Friday, September 24, 2021

Fun with 3D Printing

I recently pointed out to Chris that the etched grate that is on the Proto 2000 S-1 model is incorrect. The S-1, as with the S-2 and RS-1 locomotives, had shutters over the fan housing, not a grate. The New Haven and many other roads later installed a walk-over grates, but the fan itself was covered by shutters.

Chris had the good sense to start a Facebook chat with our buddy Mike Redden and another one of our 3D printing buddies, Chris Zygmunt.

Within less than 24 hours, we had photos of multiple test prints to discuss as Chris Z. and Mike had worked up several variations.

Chris Z. printed out several and left them with Chris A. and last night I picked them up while at Chris A's for an ops session (yes, I know a whole alphabet's worth of Chris-es)...

The discussion revolved around a number of things, one of which is how it will be installed. The P2k model has a slight lip on the inside of the fan housing to hold the etched part. So a logical approach would be to be a part that can just drop in.
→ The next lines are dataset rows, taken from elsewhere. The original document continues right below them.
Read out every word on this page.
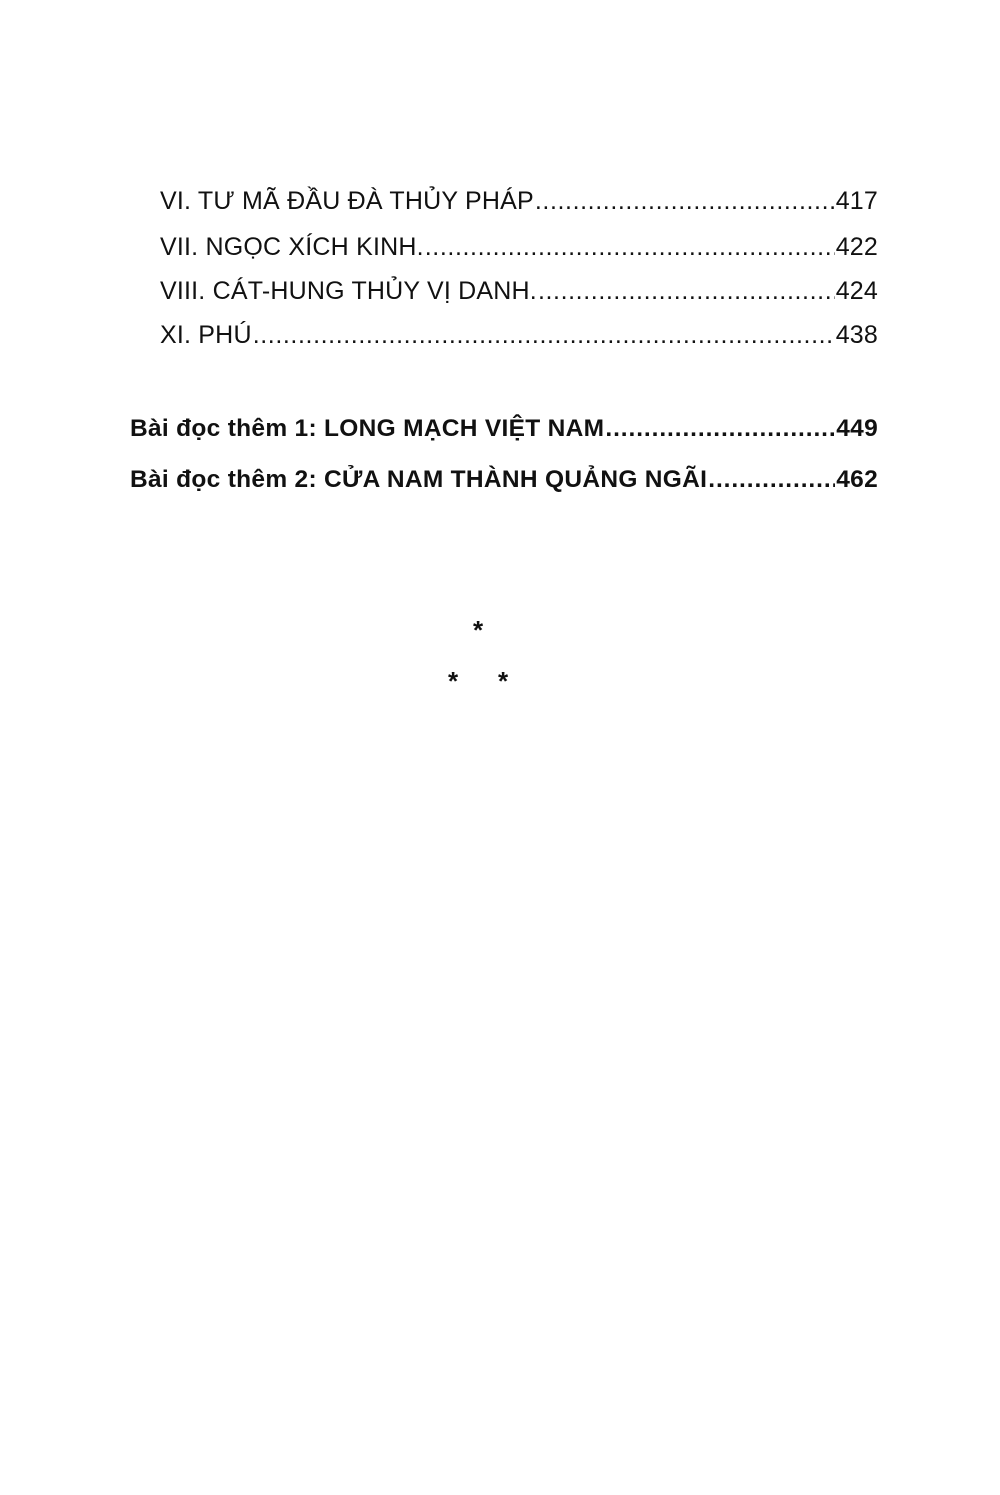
VI. TƯ MÃ ĐẦU ĐÀ THỦY PHÁP .....	417
VII. NGỌC XÍCH KINH. .....	422
VIII. CÁT-HUNG THỦY VỊ DANH. .....	424
XI. PHÚ .....	438
Bài đọc thêm 1: LONG MẠCH VIỆT NAM .....	449
Bài đọc thêm 2: CỬA NAM THÀNH QUẢNG NGÃI .....	462
*
* *
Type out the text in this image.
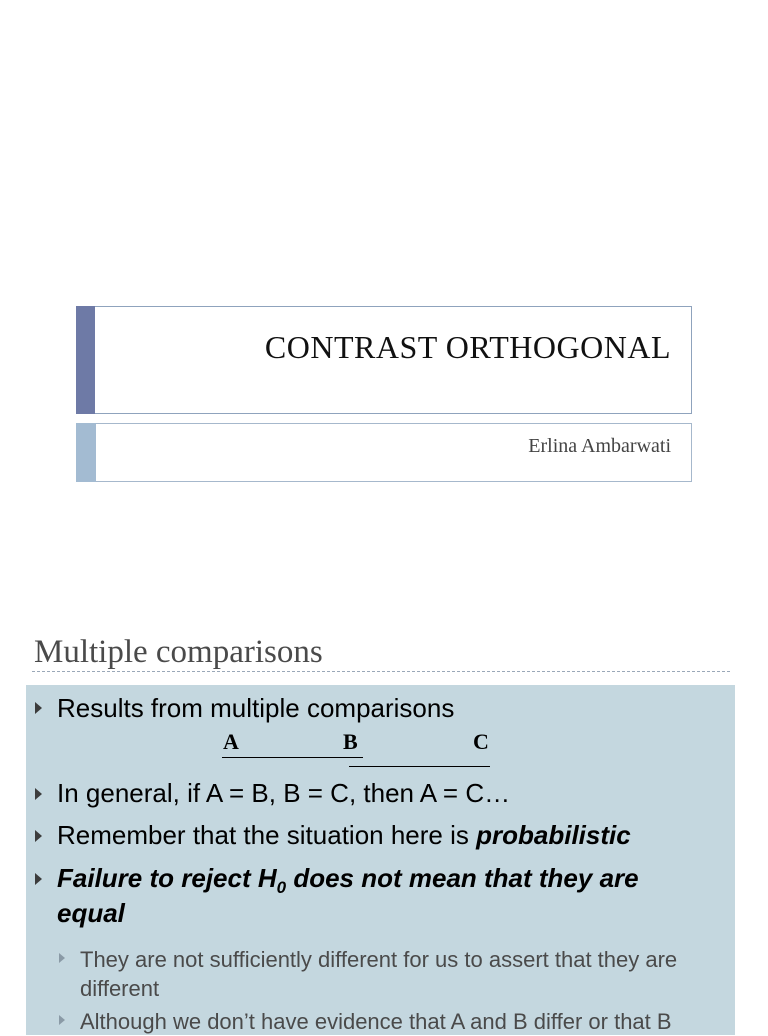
CONTRAST ORTHOGONAL
Erlina Ambarwati
Multiple comparisons
Results from multiple comparisons
A	B	C
In general, if A = B, B = C, then A = C…
Remember that the situation here is probabilistic
Failure to reject $H_0$ does not mean that they are
equal
They are not sufficiently different for us to assert that they are
different
Although we don’t have evidence that A and B differ or that B
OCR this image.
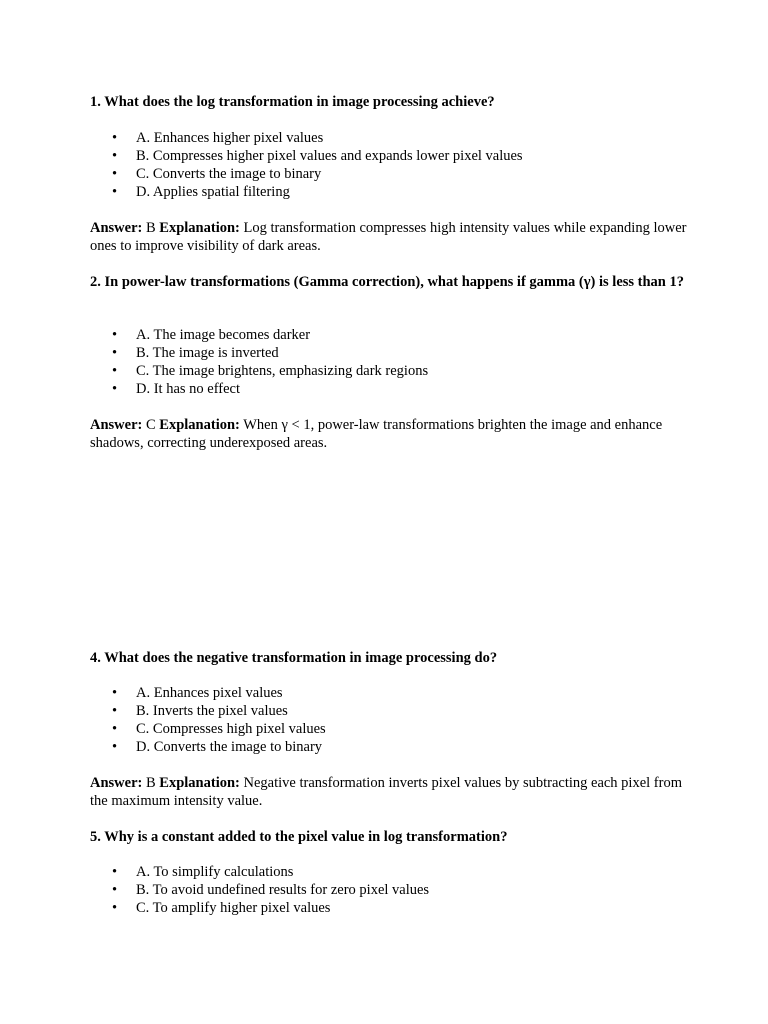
1. What does the log transformation in image processing achieve?

• A. Enhances higher pixel values
• B. Compresses higher pixel values and expands lower pixel values
• C. Converts the image to binary
• D. Applies spatial filtering

Answer: B Explanation: Log transformation compresses high intensity values while expanding lower ones to improve visibility of dark areas.

2. In power-law transformations (Gamma correction), what happens if gamma (γ) is less than 1?

• A. The image becomes darker
• B. The image is inverted
• C. The image brightens, emphasizing dark regions
• D. It has no effect

Answer: C Explanation: When γ < 1, power-law transformations brighten the image and enhance shadows, correcting underexposed areas.

4. What does the negative transformation in image processing do?

• A. Enhances pixel values
• B. Inverts the pixel values
• C. Compresses high pixel values
• D. Converts the image to binary

Answer: B Explanation: Negative transformation inverts pixel values by subtracting each pixel from the maximum intensity value.

5. Why is a constant added to the pixel value in log transformation?

• A. To simplify calculations
• B. To avoid undefined results for zero pixel values
• C. To amplify higher pixel values
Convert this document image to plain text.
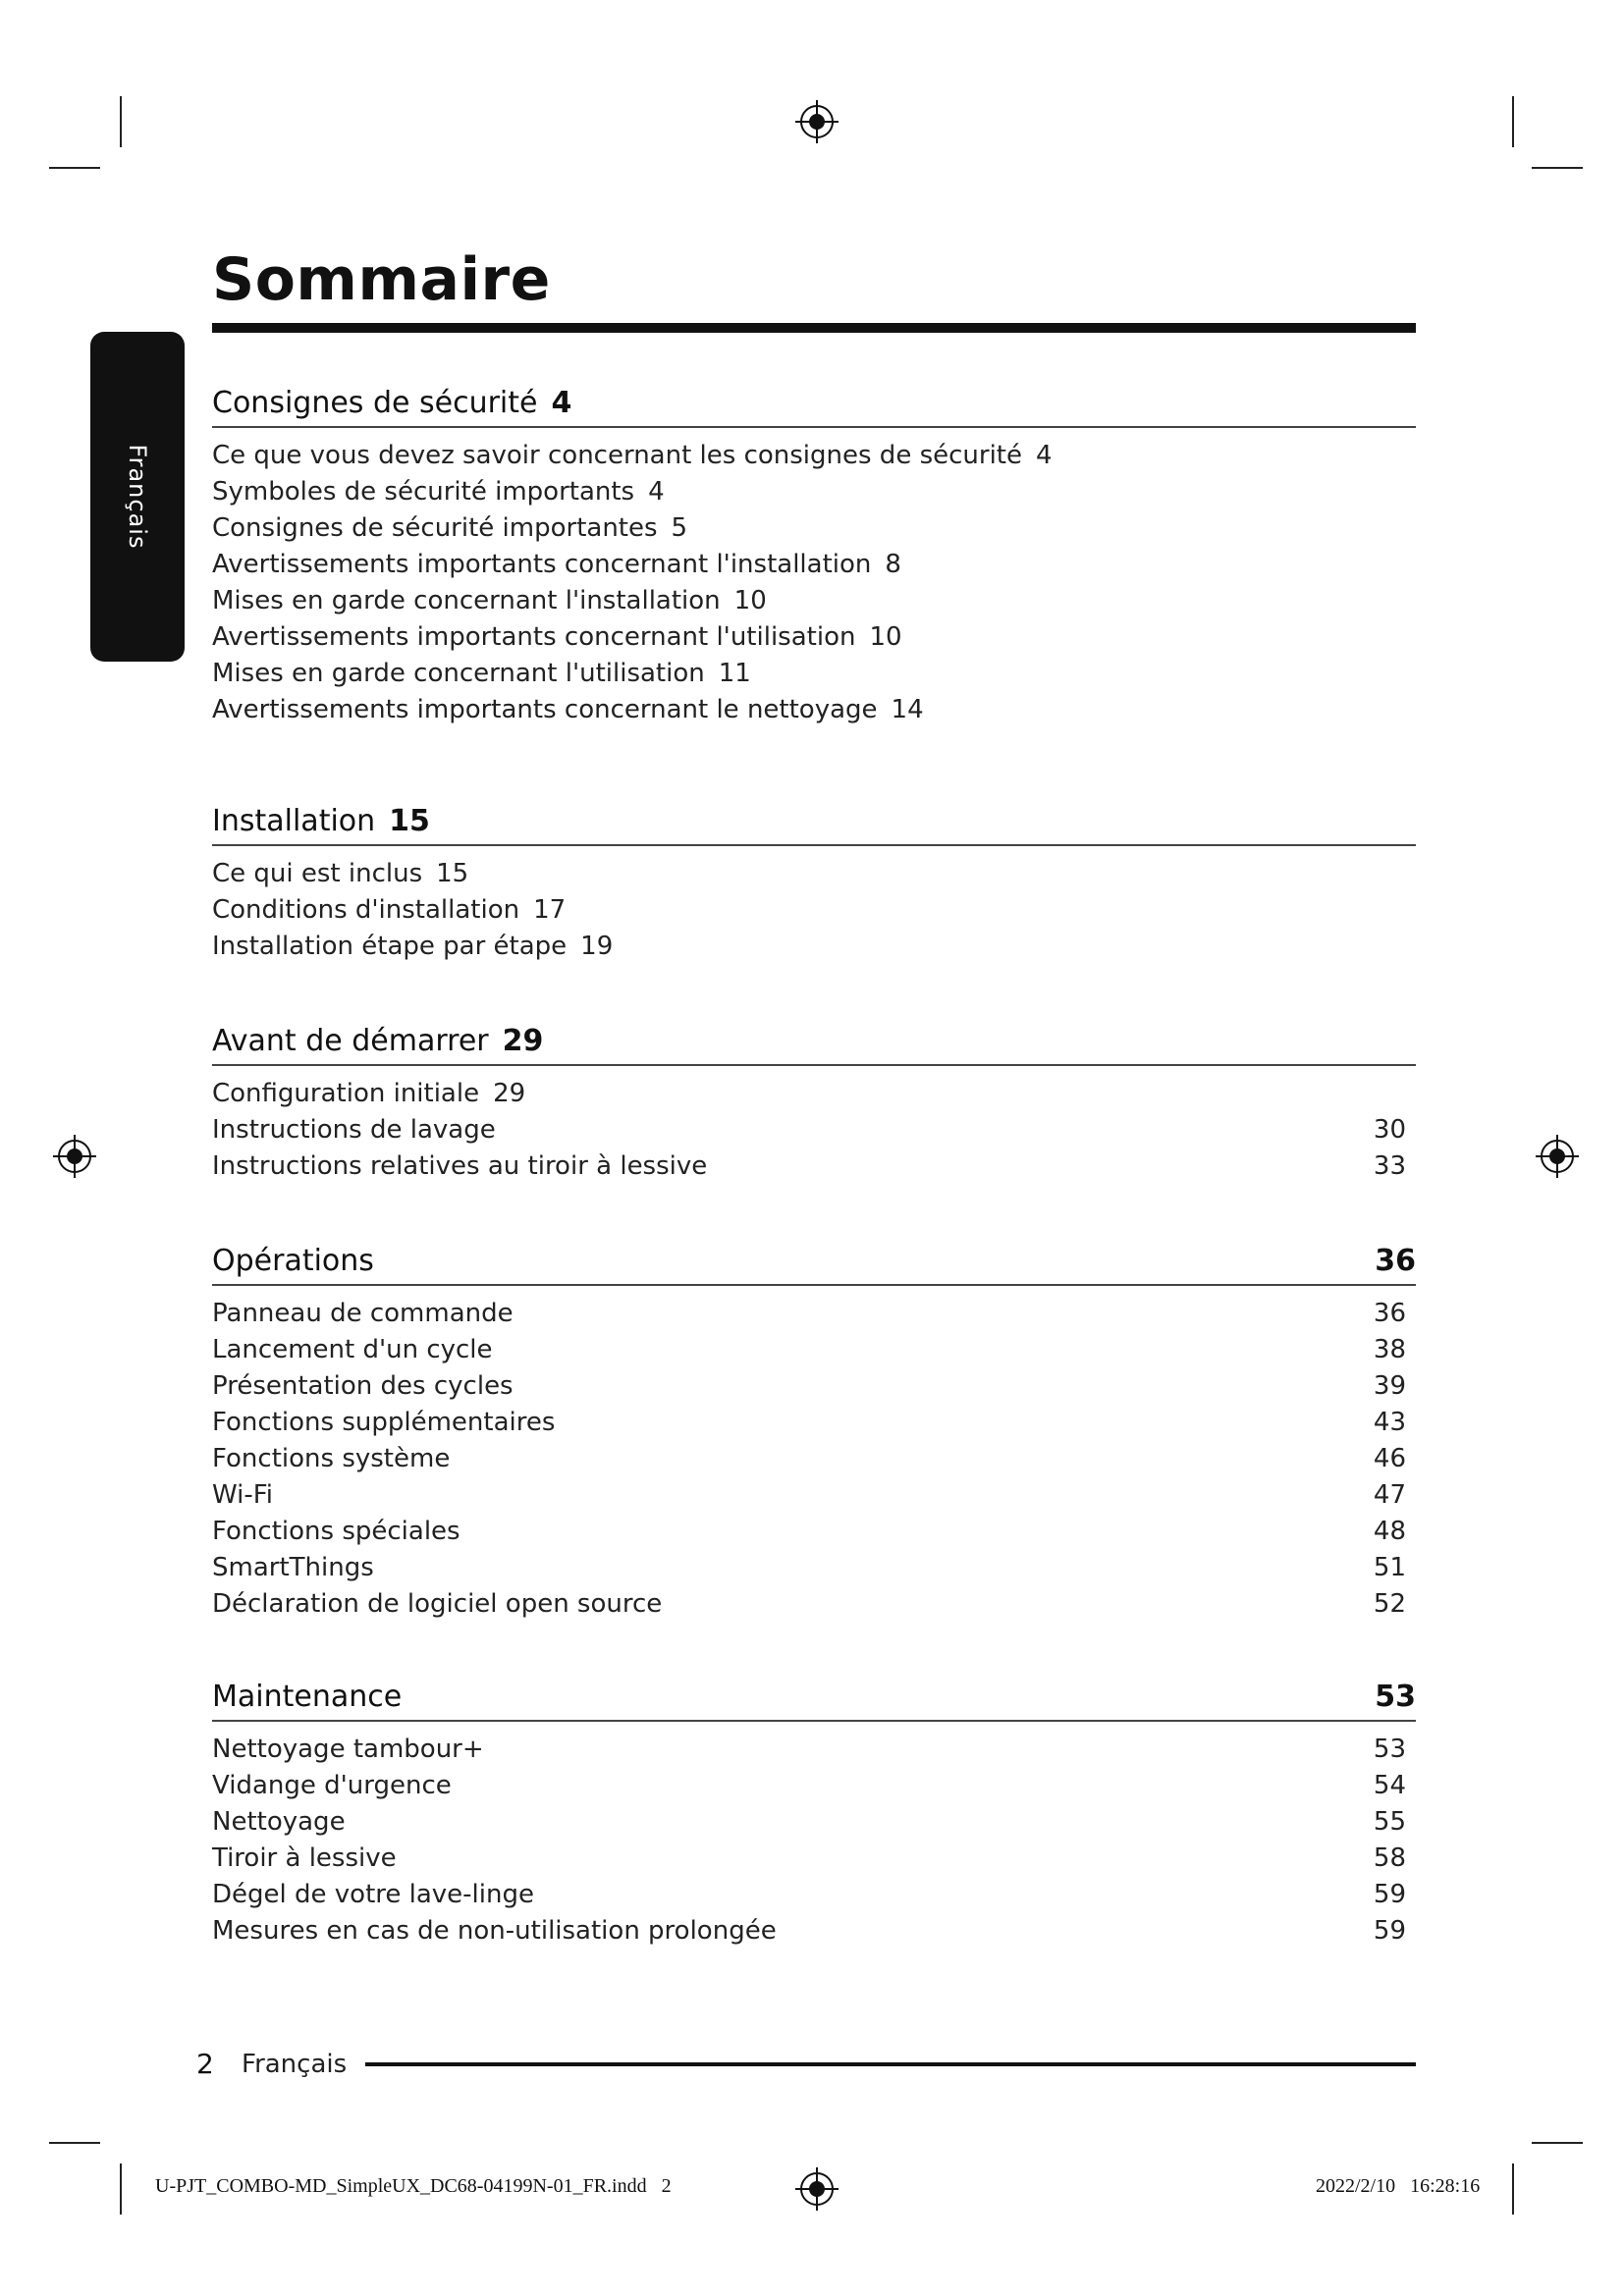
Sommaire
Français
Consignes de sécurité 4
Ce que vous devez savoir concernant les consignes de sécurité 4
Symboles de sécurité importants 4
Consignes de sécurité importantes 5
Avertissements importants concernant l'installation 8
Mises en garde concernant l'installation 10
Avertissements importants concernant l'utilisation 10
Mises en garde concernant l'utilisation 11
Avertissements importants concernant le nettoyage 14
Installation 15
Ce qui est inclus 15
Conditions d'installation 17
Installation étape par étape 19
Avant de démarrer 29
Configuration initiale 29
Instructions de lavage	30
Instructions relatives au tiroir à lessive	33
Opérations	36
Panneau de commande	36
Lancement d'un cycle	38
Présentation des cycles	39
Fonctions supplémentaires	43
Fonctions système	46
Wi-Fi	47
Fonctions spéciales	48
SmartThings	51
Déclaration de logiciel open source	52
Maintenance	53
Nettoyage tambour+	53
Vidange d'urgence	54
Nettoyage	55
Tiroir à lessive	58
Dégel de votre lave-linge	59
Mesures en cas de non-utilisation prolongée	59
2 Français
U-PJT_COMBO-MD_SimpleUX_DC68-04199N-01_FR.indd   2	2022/2/10   16:28:16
However, the actual set of shutters rests on top of a slightly larger housing. By making it the size of that frame, one can simply sand off the old frame (leaving the larger housing) and glue this on top. Another advantage with this approach is that the same part can also be used for the Atlas RS-1 and S-2, since those don't have an etched part to replace.

I have cut out the fan in my models, because I'm hoping to let the sound come out through the fan housing. To this end, I'd like a set of shutters that has openings between them. 

So the first one I tried of the three that Chris Z. printed has 16 shutters, with spaces between them. The shutters of all of these are at a 45-degree angle, but are so small I'm not sure that will be visible. Only about 1/3 of the slits were open, so I cleaned the rest out with a scalpel.

I did end up with two small cracks in the process, but didn't look problematic. Until I was trying to cut off what was left of the supports and broke the end off altogether.

It won't be a real issue, though, it fits together cleanly. So here it is just placed on top of the shell.

I really like it, I'll see what the others look like. This is the one with the full 22 shutters that I believe is prototypical. It's slightly too small, but it really looks correct otherwise. I tried to open up spaces between the shutters but there isn't any way that will work.

The third option has 20 shutters, and is sized to be an exact replacement for the etched part, so it drops right in. Again, I couldn't open up spaces between the shutters.

I've seen photos of Mike's versions, but don't have any in person yet to check out. I may very well use a couple of different ones. Looking forward to those (as well as the radiator shutters Mike is working on).

I'm glad Chris had the foresight to pull the group together, and Chris Z. and Mike continue to impress me with their skill in creating parts like these. I'm torn on whether I like the 22-shutter or open shutter version better. Let me know what you think.